The novel’s six main characters show different ways of thinking and coping with catastrophe—what Camus called the Absurd, meaning things and events that have no purpose or meaning in human terms.
∞
Dr. Bernard Rieux is a physician who at first finds it hard to believe the plague is real, but calls on the authorities to take action. He heads an auxiliary hospital for plague victims and also helps enforce quarantine regulations.
He works long, exhausting hours. He finds he has to harden his heart in order to do his duty. When he visits a patient at home and finds the person is infected, he calls for an ambulance to take the person away, despite the pleas of relatives, who understand that they may never see the victim again. In the later stages, he has to go to patients’ homes accompanied by police
He does not believe in God and denies having any overarching philosophical belief. He does his job simply because he is a physician and that is his role. When asked what he believes in, he replies, “human decency.”
∞
Jean Tarroux is a mysterious character who seems to have nothing to do but hang out around town and observe life. But then he takes the initiative to form volunteer auxiliaries to help fight the plague—for example, by disinfecting houses.

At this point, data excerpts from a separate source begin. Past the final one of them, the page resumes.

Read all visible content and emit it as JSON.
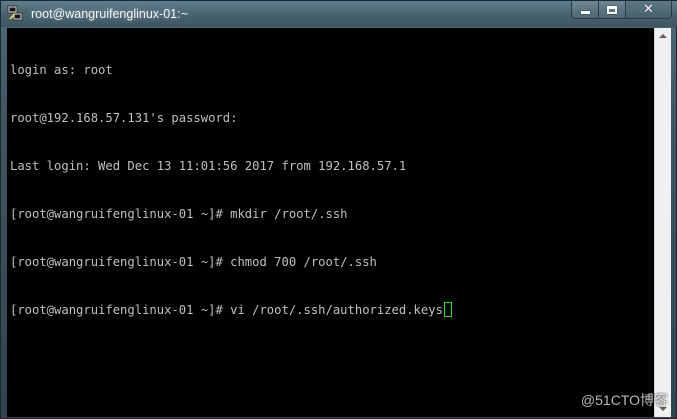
{
  "window": {
    "title": "root@wangruifenglinux-01:~",
    "close_label": "✕"
  },
  "terminal": {
    "lines": [
      "login as: root",
      "root@192.168.57.131's password:",
      "Last login: Wed Dec 13 11:01:56 2017 from 192.168.57.1",
      "[root@wangruifenglinux-01 ~]# mkdir /root/.ssh",
      "[root@wangruifenglinux-01 ~]# chmod 700 /root/.ssh",
      "[root@wangruifenglinux-01 ~]# vi /root/.ssh/authorized.keys"
    ],
    "cursor_color": "#19e619",
    "text_color": "#c0c0c0",
    "background": "#000000"
  },
  "icons": {
    "app": "putty-icon",
    "minimize": "minimize-icon",
    "maximize": "maximize-icon",
    "close": "close-icon",
    "scroll_up": "scroll-up-arrow-icon",
    "scroll_down": "scroll-down-arrow-icon"
  },
  "watermark": "@51CTO博客"
}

He reveals that he is a former revolutionary—a Communist, if you read between the lines, although this is never spelled out. He joined the revolutionary cause because of his horror of capital punishment; he left it because the revolutionaries are killers themselves.
He speaks about how human beings carry plague within themselves, which I take to mean most human beings are willing to see other people die in order to save themselves or achieve their goals.
He says the great sin is refusing to speak the truth in plain language. He says his desire is to find out whether you can be a saint without believing in God.
He is one of the last to die, hanging on to life as long as he can, but rejecting comforting illusions.
∞

Click to enlarge.
Father Paneloux is a Catholic priest who preaches a sermon about how the plague is God’s judgment on the sins of the people of Oran. Camus, although an atheist, took religious faith seriously and a lot of his philosophy, including this book, is a kind of dialogue with Christianity.
The priest says people ignore God’s commandments and reject his love because they confidently expect to be forgiven, but sometimes God’s patience is exhausted and he lets people suffer what they deserve.
He says God figuratively is standing over the city with a giant flail, which is used to thresh wheat and separate the nourishing grain from useless chaff. I find this a powerful image.
I think of the flail in terms of the coronavirus emergency, in which we are see who are the wheat (not just health workers, but grocery clerks, trash collectors, janitors and cleaners, truck drivers) and who are the chaff (hedge fund managers, corporate lobbyists, diversity trainers).
The priest joins the volunteer auxiliary and witnesses the slow, painful death of a child from the plague. He later preaches another sermon on whether a child’s painful death can be God’s will.
He said that a Christian must believe that everything that happens is God’s will, even if you can’t understand the reason. This includes the death of a child. Otherwise you don’t really believe in God.
But he adds that if you accept human suffering and death as God’s will, you must be willing to suffer and die yourself. Later Father Paneloux himself falls sick and dies painfully, but not from symptoms of the plague.